Notre système de santé est plus que bouleversé par la pandémie de covid-19. Révélateur d’une crise latente, il pose questions. Pour Gomet’, Bruno Ventelou, économiste de la santé, directeur de recherche au CNRS, chercheur à Aix Marseille School of Economics au sein du département environnement santé pose les premiers jalons d’une indispensable remise en cause.
Bruno Ventelou, 53 ans, travaille sur le lien entre l’économie comportementale, la décision médicale, les choix des patients et l’offre et la demande de soins. Expert reconnu il a été membre de l’IHU Méditerranée Infection, et il a travaillé pour l’Inserm. Il collabore régulièrement avec l’Observatoire régional de la santé.
Qu’est-ce que la crise sanitaire que nous traversons a révélé sur notre système de santé ? Particulièrement sur l’hôpital public ?
Bruno Ventelou : Nous avons fait le choix d’une spécialisation des hôpitaux, ces dernières années, vers la prise en charge des maladies chroniques, des “ALD”, les affections de longue durée. La population française est un peu âgée et ses problèmes sont majoritairement les maladies chroniques (*). Ce sont des maladies qui rendent l’état de souffrance du patient durable et nécessitent une prise en charge régulière comme l’hypertension, les insuffisances respiratoires, le diabète…
Le système de santé français a muté vers la prise charge de ces maladies chroniques ; il est organisé pour traiter ces pathologies avec une durée de séjour courte. Ce choix a induit une certaine rigidité, et des cloisonnements. L’hôpital français avait complètement perdu sa capacité à répondre aux maladies infectieuses.
On n’avait pas connu cela depuis très longtemps. La dernière grande maladie infectieuse que le système de santé a eue à prendre en charge fut le sida.

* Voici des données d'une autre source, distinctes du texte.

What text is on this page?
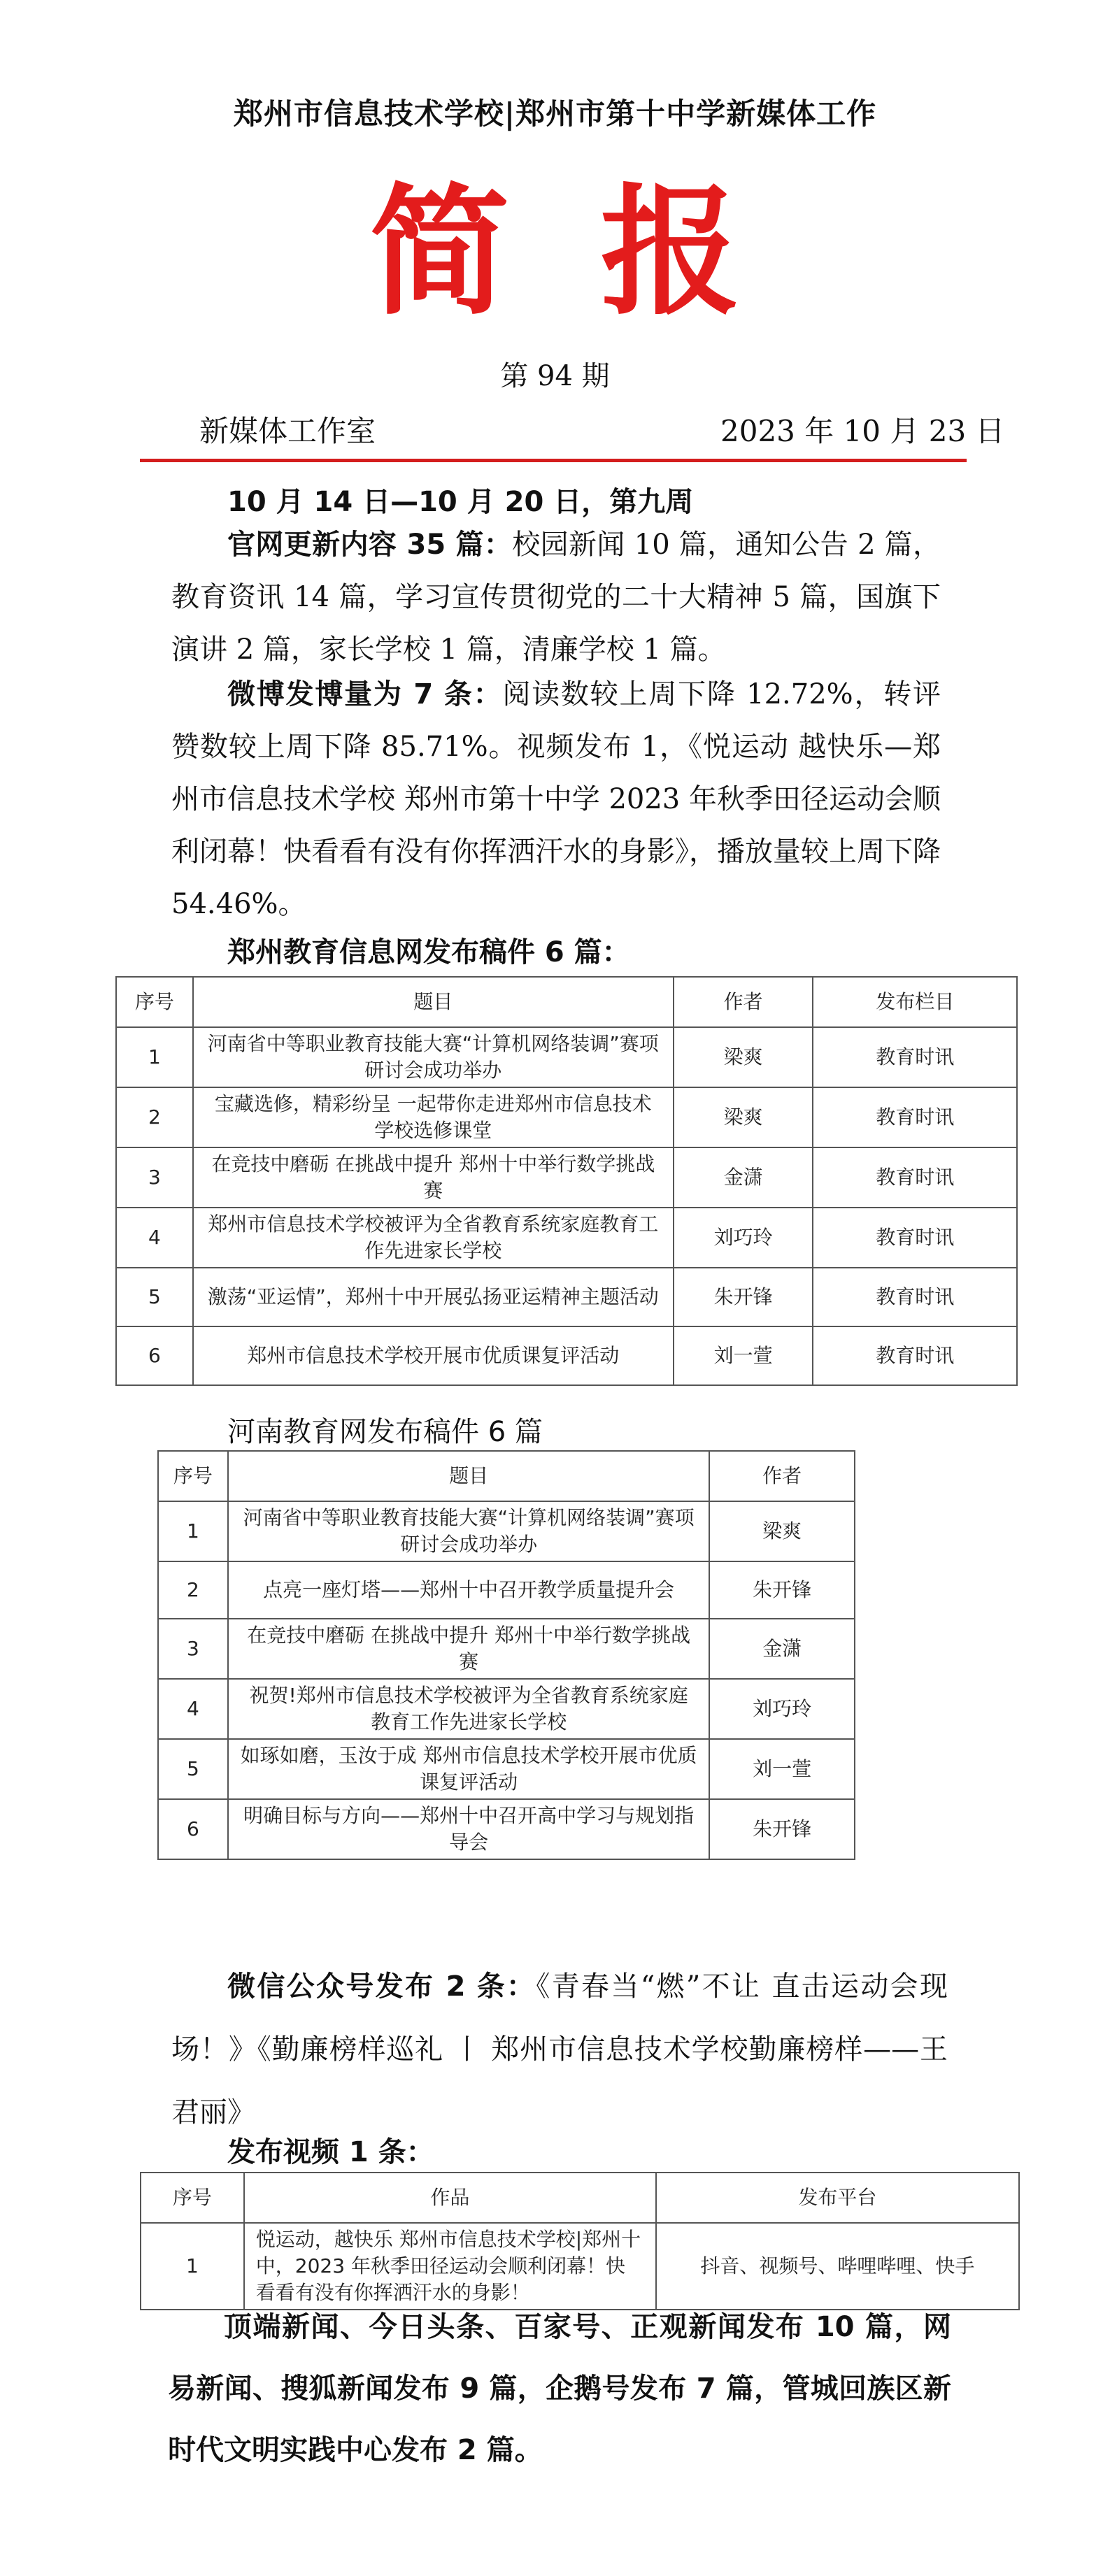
郑州市信息技术学校|郑州市第十中学新媒体工作
简报
第 94 期
新媒体工作室	2023 年 10 月 23 日
10 月 14 日—10 月 20 日，第九周
官网更新内容 35 篇：校园新闻 10 篇，通知公告 2 篇，教育资讯 14 篇，学习宣传贯彻党的二十大精神 5 篇，国旗下演讲 2 篇，家长学校 1 篇，清廉学校 1 篇。
微博发博量为 7 条：阅读数较上周下降 12.72%，转评赞数较上周下降 85.71%。视频发布 1，《悦运动 越快乐—郑州市信息技术学校 郑州市第十中学 2023 年秋季田径运动会顺利闭幕！快看看有没有你挥洒汗水的身影》，播放量较上周下降 54.46%。
郑州教育信息网发布稿件 6 篇：
序号	题目	作者	发布栏目
1	河南省中等职业教育技能大赛“计算机网络装调”赛项研讨会成功举办	梁爽	教育时讯
2	宝藏选修，精彩纷呈 一起带你走进郑州市信息技术学校选修课堂	梁爽	教育时讯
3	在竞技中磨砺 在挑战中提升 郑州十中举行数学挑战赛	金潇	教育时讯
4	郑州市信息技术学校被评为全省教育系统家庭教育工作先进家长学校	刘巧玲	教育时讯
5	激荡“亚运情”，郑州十中开展弘扬亚运精神主题活动	朱开锋	教育时讯
6	郑州市信息技术学校开展市优质课复评活动	刘一萱	教育时讯
河南教育网发布稿件 6 篇
序号	题目	作者
1	河南省中等职业教育技能大赛“计算机网络装调”赛项研讨会成功举办	梁爽
2	点亮一座灯塔——郑州十中召开教学质量提升会	朱开锋
3	在竞技中磨砺 在挑战中提升 郑州十中举行数学挑战赛	金潇
4	祝贺!郑州市信息技术学校被评为全省教育系统家庭教育工作先进家长学校	刘巧玲
5	如琢如磨，玉汝于成 郑州市信息技术学校开展市优质课复评活动	刘一萱
6	明确目标与方向——郑州十中召开高中学习与规划指导会	朱开锋
微信公众号发布 2 条：《青春当“燃”不让 直击运动会现场！》《勤廉榜样巡礼 丨 郑州市信息技术学校勤廉榜样——王君丽》
发布视频 1 条：
序号	作品	发布平台
1	悦运动，越快乐 郑州市信息技术学校|郑州十中，2023 年秋季田径运动会顺利闭幕！快看看有没有你挥洒汗水的身影！	抖音、视频号、哔哩哔哩、快手
顶端新闻、今日头条、百家号、正观新闻发布 10 篇，网易新闻、搜狐新闻发布 9 篇，企鹅号发布 7 篇，管城回族区新时代文明实践中心发布 2 篇。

Ce fut un choc pour le système de santé et il a fallu faire une exception dans le système. Notre hôpital est plutôt efficace en régime permanent sur des pathologies connues, mais il a du mal à se réorganiser pour faire face au choc d’une maladie infectieuse.
Pensez-vous que notre système de santé ait un problème quantitatif, « il faut plus de moyens », ou qualitatif, celui d’un mode de gestion ?
Bruno Ventelou : La société française est prête aujourd’hui à consacrer à sa santé 11 % de son PIB. C’est beaucoup moins qu’aux États-Unis qui sont à 18 % mais pour des résultats de santé très faibles. Aux USA, on y dépense beaucoup pour des gens riches qui vont gagner trois semaines d‘espérance de vie, alors que l’on délaisse de vastes populations défavorisées qui pourraient gagner des années de vie avec des dépenses limitées. Avec 11 %, nous sommes dans le haut de la moyenne des pays de l’OCDE. C’est un choix ! Notre population est vieillissante, elle a satisfait beaucoup de ses besoins (alimentation, logement, accès aux biens culturels) et nous pourrions imaginer que la France alloue une part plus grande de sa richesse à la santé pour passer de 11 à 12, à 13 ou 14 %. Le niveau macroéconomique de la dépense de santé est un débat dépassé. Longtemps certains ont défendu le fait que la santé ne devait pas croître plus vite que le PIB, c’est une vision purement quantitative et comptable discutable.